Bagaimana tsiqoh ini dapat berperan? Tsiqoh bukanlah "senjata" yang dapat digunakan untuk membuat kader tunduk tanpa tanya dan tanpa bicara. Tsiqoh membutuhkan keterampilan untuk dapat diterapkan dalam diri setiap kader dalam sebuah jama'ah dakwah. Sederhananya adalah berikan pemaparan ketika kader bertanya atau mengetahui sesuatu hal terkait kebijakan jama'ah yang sifatnya amniyah maupun tidak. Berikan kesempatan untuk kader berbicara, memberikan saran atau pun kritikan untuk jama'ahnya, karena bukankah jama'ah kita bukan jama'ah malaikat? Saran dan kritik pada dasarnya dapat menjadi gerbang pengokohan jama'ah jika saja direspon dengan baik, dan saran serta kritik pun dapat menjadi ancaman bagi kekokohan jama'ah ketika direspon dengan negatif. 

Seringkali muara akhir dari tsiqoh itu adalah kebijakan syuro, dan inilah yang tak jarang pada akhirnya "membunuh" kader itu sendiri, karena kebijakan syuro bukanlah kebijakan yang diambil secara pribadi, karena kebijakan syuro bukan pula kebijakan yang diambil secara sepihak, karena kebijakan syuro adalah kebijakan yang diambil oleh mereka yang memiliki kapasitas yang mumpuni. Itulah penjelasan yang pada akhirnya menutup rapat-rapat seorang kader dalam diam dan menempatkan ia untuk cukup bertanya kepada dirinya sendiri.
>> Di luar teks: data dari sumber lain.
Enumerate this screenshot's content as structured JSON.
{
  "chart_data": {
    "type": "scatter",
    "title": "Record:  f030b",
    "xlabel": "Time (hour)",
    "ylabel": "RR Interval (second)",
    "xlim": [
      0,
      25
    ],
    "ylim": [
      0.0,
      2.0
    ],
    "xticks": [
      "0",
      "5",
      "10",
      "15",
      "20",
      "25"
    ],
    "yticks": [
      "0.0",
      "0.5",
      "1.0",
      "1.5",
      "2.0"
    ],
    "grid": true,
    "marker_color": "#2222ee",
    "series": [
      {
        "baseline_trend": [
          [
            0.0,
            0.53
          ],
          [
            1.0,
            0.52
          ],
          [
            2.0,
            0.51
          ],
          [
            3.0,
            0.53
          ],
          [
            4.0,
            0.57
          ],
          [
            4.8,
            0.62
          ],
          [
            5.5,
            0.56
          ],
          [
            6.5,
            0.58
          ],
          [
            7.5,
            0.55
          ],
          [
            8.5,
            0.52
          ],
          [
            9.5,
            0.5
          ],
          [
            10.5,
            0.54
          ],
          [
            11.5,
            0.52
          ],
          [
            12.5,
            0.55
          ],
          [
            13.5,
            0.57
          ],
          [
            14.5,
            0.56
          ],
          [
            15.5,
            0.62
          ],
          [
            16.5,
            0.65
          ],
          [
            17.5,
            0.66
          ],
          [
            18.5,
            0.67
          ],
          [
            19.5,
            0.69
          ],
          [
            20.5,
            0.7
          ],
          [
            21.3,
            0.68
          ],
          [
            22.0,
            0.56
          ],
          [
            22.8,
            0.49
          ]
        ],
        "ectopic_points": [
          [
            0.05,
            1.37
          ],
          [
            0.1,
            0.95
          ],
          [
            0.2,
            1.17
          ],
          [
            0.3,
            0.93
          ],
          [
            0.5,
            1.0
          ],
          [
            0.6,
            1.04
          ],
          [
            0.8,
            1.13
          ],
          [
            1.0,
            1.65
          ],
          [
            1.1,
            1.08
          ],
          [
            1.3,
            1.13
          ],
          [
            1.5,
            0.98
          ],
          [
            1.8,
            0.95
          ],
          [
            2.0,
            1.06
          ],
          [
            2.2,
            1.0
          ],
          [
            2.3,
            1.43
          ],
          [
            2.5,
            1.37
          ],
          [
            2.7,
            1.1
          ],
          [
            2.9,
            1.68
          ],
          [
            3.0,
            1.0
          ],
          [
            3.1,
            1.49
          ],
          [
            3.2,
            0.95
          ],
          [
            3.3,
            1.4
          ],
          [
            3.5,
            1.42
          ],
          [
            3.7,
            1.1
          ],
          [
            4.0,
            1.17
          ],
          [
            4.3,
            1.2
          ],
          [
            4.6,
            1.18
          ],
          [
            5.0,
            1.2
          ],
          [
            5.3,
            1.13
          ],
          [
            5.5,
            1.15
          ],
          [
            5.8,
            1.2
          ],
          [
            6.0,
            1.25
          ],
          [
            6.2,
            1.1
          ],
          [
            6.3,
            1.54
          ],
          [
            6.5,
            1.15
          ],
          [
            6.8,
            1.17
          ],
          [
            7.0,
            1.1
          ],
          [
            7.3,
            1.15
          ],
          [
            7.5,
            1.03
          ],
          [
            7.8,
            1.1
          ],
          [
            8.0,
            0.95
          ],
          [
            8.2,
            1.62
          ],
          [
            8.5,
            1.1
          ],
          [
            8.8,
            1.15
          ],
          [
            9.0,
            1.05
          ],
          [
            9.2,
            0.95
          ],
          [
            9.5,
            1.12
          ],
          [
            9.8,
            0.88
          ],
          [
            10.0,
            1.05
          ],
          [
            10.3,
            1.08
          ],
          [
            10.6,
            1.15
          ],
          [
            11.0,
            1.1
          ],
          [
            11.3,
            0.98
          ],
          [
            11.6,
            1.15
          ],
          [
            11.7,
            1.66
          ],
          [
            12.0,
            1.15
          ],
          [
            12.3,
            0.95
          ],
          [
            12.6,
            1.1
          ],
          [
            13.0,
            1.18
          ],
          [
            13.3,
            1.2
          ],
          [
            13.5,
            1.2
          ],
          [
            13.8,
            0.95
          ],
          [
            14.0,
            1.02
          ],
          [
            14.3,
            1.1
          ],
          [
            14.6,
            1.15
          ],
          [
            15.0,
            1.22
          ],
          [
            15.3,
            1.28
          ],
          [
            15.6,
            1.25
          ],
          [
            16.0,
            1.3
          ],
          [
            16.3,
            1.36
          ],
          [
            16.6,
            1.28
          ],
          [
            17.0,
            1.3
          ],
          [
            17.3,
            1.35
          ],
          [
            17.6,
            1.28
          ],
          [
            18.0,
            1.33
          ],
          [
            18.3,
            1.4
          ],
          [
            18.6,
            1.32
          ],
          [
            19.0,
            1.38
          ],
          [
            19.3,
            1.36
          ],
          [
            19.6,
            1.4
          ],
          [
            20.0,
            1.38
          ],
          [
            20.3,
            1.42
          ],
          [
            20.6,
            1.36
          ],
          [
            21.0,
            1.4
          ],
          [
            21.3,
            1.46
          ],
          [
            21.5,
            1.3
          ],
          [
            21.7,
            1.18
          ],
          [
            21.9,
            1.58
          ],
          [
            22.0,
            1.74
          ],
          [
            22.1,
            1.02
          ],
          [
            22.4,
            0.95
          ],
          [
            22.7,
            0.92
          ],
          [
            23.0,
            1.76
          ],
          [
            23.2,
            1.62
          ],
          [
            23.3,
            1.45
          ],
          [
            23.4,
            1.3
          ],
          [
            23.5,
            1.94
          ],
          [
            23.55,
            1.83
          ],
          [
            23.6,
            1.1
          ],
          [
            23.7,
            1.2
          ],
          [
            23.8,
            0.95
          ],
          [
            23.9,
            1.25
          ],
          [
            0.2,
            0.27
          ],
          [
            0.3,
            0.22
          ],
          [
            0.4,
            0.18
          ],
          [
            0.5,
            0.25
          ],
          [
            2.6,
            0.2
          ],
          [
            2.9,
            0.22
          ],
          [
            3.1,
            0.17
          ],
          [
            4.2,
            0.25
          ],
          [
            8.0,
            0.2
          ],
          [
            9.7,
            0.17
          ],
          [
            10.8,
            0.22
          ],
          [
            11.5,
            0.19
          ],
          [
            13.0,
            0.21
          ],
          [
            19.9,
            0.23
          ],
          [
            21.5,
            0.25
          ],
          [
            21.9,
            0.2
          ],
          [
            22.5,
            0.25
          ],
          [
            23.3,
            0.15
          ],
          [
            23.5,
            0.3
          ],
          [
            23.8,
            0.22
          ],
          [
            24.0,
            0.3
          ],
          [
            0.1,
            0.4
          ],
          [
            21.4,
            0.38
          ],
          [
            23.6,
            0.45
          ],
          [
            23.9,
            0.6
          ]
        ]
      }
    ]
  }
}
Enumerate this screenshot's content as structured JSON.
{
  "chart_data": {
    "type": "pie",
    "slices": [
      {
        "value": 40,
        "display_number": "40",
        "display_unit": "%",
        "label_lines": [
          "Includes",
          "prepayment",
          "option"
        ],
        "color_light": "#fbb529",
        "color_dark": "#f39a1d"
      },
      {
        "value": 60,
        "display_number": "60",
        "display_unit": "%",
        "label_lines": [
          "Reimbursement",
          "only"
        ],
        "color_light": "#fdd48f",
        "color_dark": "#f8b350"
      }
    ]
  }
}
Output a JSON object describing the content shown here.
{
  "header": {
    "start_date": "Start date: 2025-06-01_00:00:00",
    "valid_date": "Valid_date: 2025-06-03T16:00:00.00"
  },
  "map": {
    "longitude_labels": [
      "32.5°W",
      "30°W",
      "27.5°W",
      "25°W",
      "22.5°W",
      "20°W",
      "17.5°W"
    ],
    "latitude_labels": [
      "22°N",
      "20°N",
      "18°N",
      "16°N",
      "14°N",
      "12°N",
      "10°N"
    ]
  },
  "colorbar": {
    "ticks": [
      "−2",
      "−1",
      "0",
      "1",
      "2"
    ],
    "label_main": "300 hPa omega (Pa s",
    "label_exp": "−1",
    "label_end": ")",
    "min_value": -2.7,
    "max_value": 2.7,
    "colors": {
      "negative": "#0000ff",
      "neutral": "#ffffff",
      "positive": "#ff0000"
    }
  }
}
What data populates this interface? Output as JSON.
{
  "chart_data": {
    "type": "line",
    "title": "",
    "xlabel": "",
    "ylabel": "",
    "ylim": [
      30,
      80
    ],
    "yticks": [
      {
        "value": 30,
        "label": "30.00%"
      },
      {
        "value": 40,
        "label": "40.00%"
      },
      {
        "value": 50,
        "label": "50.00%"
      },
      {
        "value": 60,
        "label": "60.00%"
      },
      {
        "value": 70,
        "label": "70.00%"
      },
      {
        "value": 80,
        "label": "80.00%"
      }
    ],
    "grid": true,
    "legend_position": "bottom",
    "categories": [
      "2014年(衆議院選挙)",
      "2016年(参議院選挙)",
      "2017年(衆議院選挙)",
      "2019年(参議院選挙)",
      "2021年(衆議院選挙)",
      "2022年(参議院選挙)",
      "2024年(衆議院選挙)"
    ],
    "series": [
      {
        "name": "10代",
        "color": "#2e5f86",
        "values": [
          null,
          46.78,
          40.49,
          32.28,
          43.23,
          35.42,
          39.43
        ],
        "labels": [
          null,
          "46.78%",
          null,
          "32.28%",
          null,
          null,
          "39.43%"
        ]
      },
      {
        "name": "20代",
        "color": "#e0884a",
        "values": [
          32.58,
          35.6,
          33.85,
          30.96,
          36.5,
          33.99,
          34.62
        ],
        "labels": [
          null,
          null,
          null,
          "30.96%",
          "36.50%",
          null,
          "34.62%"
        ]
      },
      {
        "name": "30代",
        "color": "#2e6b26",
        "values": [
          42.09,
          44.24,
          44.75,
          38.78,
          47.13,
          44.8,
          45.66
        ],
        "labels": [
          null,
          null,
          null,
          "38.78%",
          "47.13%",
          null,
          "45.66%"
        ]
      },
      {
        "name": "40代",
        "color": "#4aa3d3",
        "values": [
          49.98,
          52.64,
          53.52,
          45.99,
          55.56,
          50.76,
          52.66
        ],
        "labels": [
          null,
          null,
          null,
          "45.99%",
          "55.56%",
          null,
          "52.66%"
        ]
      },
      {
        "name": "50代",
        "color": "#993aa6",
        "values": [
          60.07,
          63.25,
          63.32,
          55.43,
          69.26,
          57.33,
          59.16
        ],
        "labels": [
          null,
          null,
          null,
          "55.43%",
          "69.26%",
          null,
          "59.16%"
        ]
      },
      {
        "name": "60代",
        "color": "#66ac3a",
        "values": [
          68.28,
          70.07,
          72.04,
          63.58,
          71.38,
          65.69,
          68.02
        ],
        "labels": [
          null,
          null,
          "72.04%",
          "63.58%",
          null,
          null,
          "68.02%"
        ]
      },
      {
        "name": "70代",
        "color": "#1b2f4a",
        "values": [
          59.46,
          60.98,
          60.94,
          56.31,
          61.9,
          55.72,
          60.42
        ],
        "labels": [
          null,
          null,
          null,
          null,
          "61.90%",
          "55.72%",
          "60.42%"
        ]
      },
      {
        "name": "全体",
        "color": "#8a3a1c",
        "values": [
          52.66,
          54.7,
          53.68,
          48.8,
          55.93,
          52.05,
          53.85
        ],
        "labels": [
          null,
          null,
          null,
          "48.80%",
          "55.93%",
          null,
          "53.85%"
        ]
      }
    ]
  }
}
Lalu apakah ketika seorang kader mempertanyakan syuro adalah sama denga tidak tsiqoh?. Pertanyaan essensial yang mungkin sulit untuk dijawab dan dijelaskan.

Kekecewaan kader terhadap jama'ah bisa jadi lahir bukan sekedar karena ego atau pun emosinya, bukan sekedar terjadi karena ia dinilai tidak tsiqoh, bukan pula perkara ini jama'ah manusia atau ini jama'ah malaikat, bukan sekedar terjadi karena perkara amanah dan agenda, akan tetapi kekecewaan itu justru bisa bermula dari tidak jelasnya konteks tsiqoh yang selama ini selalu ditanamkan dalam diri setiap kader, penanaman tsiqoh yang tidak memberikan ruang bagi kader untuk melakukan apapun, terlebih melakukan suatu perkara yang dinilai menyimpang dari aturan semestinya dalam jama'ah.

Ketika dikatakan bahwa ini bukanlah jama'ah malaikat yang selalu sempurna dan tak pernah salah, maka jawabannya kini adalah justru karena ini adalah jama'ah manusia, maka berikanlah sedikit ruang untuk manusia dalam jama'ah itu "bernafas" tidak dengan diam, justru karena ini jama'ah manusia maka izinkanlah kader-kader di dalamnya untuk tsiqoh pada hal yang semestinya, karena tsiqoh bukan satu-satunya ukuran taat dan bertanya, memberikan saran dan kritik atau pun tahu sesuatu hal yang dinilai amniyah dalam jama'ah bukan indikator ia tidak tsiqoh

Jadi, "desain" tsiqoh yang bagaimanakah yang dinilai ideal untuk mengokohkan jama'ah dakwah? PR besar yang harus kita jawab.